The FBI raided the Strategic Campaign Group (SCG) in Annapolis, MD Thursday, but refused to specify why it issued search warrants. Because SCG is connected to some of President  Trump’s advisors, there’s widespread speculation that the raid was related to the FBI’s investigation into Russian associates.

SCG’s president Kelley Rogers told the Capital Gazette that the search pertained to work “the firm performed during the 2013 Virginia gubernatorial campaign of former Virginia Attorney General Ken Cuccinelli, a Republican.”

Cuccinelli Case

The Cuccinelli campaign filed a civil suit against SCG and the Conservative Strike Force Political Action Committee in 2014. The campaign stated that the two groups “raised about $2.2 million by assuring donors it would spend that money to help elect the GOP candidate,” but did not use the money properly on “an extensive media campaign on Cuccinelli’s campaign.”

Accusations against the firm included “false advertising, breach of contract and unauthorized use of his name and image.” The firm settled with Cuccinelli for $75,000. Others place the total at $85,000.

Rogers fought back against the lawsuit’s claims. The Capital Gazette continued:

He insisted Thursday that the Cuccinelli campaign’s claims have no merit. He said his firm raised about $300,000 for the PAC to spend on the governor’s race. Of that amount, $10,000 was donated to Cuccinelli’s campaign. He said the PAC, which he controlled, conducted an email campaign on behalf of Cuccinelli but was unable to raise enough money for direct mail or broadcast campaigns.
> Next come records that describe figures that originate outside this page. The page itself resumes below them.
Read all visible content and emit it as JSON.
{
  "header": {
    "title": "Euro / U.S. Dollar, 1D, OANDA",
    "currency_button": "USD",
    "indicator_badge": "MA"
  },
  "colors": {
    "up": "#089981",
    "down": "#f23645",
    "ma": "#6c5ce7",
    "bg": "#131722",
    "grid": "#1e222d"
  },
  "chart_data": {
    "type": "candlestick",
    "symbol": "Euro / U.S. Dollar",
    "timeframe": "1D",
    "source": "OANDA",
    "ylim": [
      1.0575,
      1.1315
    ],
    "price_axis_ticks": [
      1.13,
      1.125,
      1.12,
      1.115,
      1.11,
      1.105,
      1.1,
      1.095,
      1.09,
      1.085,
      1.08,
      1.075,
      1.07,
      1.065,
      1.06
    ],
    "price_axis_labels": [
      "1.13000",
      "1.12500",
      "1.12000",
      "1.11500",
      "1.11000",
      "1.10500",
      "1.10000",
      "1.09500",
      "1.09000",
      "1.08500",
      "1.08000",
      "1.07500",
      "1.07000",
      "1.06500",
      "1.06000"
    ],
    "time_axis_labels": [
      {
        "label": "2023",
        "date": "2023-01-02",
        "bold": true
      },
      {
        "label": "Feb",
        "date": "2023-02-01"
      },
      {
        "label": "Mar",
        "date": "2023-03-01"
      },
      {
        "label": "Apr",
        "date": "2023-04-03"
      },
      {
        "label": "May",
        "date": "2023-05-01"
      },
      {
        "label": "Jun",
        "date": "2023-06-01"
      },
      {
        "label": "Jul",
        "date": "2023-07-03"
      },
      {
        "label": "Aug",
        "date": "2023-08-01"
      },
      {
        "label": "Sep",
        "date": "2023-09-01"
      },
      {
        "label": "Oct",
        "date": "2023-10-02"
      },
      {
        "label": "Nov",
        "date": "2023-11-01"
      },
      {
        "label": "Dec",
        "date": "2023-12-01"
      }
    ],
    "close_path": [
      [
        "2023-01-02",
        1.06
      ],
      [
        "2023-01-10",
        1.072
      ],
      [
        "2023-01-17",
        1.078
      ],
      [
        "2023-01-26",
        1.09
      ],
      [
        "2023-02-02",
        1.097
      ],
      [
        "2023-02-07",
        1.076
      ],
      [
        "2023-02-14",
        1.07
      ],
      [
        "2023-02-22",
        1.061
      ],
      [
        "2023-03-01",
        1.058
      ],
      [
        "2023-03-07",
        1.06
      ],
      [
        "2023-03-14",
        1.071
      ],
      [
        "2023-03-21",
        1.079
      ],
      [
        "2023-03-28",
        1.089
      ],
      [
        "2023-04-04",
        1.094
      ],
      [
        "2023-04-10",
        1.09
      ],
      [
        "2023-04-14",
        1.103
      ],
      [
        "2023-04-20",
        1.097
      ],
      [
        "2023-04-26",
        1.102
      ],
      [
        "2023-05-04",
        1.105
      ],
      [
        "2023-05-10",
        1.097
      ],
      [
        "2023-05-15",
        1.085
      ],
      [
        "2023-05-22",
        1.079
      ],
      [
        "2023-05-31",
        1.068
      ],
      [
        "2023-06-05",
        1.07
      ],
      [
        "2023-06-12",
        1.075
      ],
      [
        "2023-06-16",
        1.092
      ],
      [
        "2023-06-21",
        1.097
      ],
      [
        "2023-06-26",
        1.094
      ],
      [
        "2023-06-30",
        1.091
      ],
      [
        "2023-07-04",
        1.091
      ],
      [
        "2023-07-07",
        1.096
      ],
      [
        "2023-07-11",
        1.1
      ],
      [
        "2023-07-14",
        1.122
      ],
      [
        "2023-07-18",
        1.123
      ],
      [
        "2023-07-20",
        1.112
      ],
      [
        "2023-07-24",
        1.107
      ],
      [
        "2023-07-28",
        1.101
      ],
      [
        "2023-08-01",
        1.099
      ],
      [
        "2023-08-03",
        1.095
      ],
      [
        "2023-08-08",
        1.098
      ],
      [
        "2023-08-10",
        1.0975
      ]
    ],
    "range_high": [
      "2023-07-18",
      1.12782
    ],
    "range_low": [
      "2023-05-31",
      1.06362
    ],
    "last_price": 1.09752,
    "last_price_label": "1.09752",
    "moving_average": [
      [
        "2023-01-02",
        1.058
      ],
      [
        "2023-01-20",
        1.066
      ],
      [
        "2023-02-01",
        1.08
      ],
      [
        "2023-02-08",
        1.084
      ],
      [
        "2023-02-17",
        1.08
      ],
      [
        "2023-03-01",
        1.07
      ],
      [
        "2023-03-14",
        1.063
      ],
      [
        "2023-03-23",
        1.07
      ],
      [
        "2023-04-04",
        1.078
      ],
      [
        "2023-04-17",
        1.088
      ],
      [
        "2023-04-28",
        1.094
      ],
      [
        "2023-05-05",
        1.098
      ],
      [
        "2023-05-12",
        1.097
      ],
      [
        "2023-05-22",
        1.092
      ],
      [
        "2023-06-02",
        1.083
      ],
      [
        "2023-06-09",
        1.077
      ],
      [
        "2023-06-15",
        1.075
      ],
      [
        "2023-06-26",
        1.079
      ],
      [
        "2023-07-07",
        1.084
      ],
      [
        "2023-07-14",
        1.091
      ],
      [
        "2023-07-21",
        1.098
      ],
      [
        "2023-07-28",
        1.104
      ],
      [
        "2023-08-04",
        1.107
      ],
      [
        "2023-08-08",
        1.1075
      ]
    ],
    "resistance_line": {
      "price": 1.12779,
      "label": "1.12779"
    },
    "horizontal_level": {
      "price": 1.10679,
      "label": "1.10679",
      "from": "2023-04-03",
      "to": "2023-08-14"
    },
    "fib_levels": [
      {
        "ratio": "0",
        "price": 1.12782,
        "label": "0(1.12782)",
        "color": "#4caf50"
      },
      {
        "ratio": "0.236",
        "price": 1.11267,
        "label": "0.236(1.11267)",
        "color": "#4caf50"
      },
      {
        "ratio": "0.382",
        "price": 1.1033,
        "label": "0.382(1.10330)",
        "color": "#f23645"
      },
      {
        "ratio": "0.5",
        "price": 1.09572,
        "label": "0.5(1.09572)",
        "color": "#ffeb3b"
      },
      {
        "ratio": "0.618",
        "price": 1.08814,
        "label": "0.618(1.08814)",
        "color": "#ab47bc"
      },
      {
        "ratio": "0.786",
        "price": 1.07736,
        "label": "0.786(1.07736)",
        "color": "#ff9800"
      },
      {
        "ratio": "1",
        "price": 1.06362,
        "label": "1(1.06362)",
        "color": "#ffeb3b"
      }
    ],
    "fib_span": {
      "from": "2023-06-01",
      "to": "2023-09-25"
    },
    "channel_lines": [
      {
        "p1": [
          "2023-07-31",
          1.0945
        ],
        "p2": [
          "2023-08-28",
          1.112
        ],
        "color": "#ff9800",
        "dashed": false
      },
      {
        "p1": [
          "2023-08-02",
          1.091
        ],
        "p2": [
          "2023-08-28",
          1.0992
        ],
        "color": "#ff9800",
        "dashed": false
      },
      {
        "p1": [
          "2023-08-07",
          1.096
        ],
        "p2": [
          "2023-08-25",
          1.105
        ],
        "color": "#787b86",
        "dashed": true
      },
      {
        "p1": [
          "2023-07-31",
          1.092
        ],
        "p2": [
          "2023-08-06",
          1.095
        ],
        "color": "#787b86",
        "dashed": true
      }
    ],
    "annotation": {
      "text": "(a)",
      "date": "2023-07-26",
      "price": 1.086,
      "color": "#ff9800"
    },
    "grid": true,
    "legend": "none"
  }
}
“I feel like we did everything in our power,” Rogers said. “Had he been a better candidate, I think we could have done better.”

SCG’s Prominence in the Republican World

The firm is highly regarded and frequently used by the RNC. WBAL described the impact SGC has on the GOP:

The firm is touted for pioneering the use of technology in political campaigns, and it represents GOP candidates nationwide. The firm’s website said one of its principles was formerly associated with a firm operated by Paul Manafort, who is the former Trump campaign manager whose business dealings with Russia are under intense scrutiny.

Strategic Campaign Group’s national clients include the Tea Party and the Conservative Majority Fund. The local client lists include Maryland state House Minority Leader Nic Kipke, and Delegate Pat McDonough used the firm while running for Congress. According to McDonough, the company did work for Gov. Larry Hogan and the GOP caucus.

The Fallout

Rogers also said the investigation was not looking into Maryland politicians. From The Baltimore Sun:

Rogers said the investigation did not involve Maryland politics and insisted his firm had done nothing wrong, but said he would release clients from their contracts if desired.

Maryland Republicans quickly distanced themselves from the firm.

Both Senate Minority Leader J.B. Jennings, of Baltimore County, and House Minority Leader Nic Kipke, of Anne Arundel County, said their committees will not use the firm again until its legal issues are resolved.

They confirmed that campaign committees for GOP senators and delegates had hired the firm to raise money and do other work before the 2017 session.

“I’m shocked by what has come to light today and we will not be working with them on any new projects until the legal process is completed and they are cleared,” Kipke said a few hours after the raid.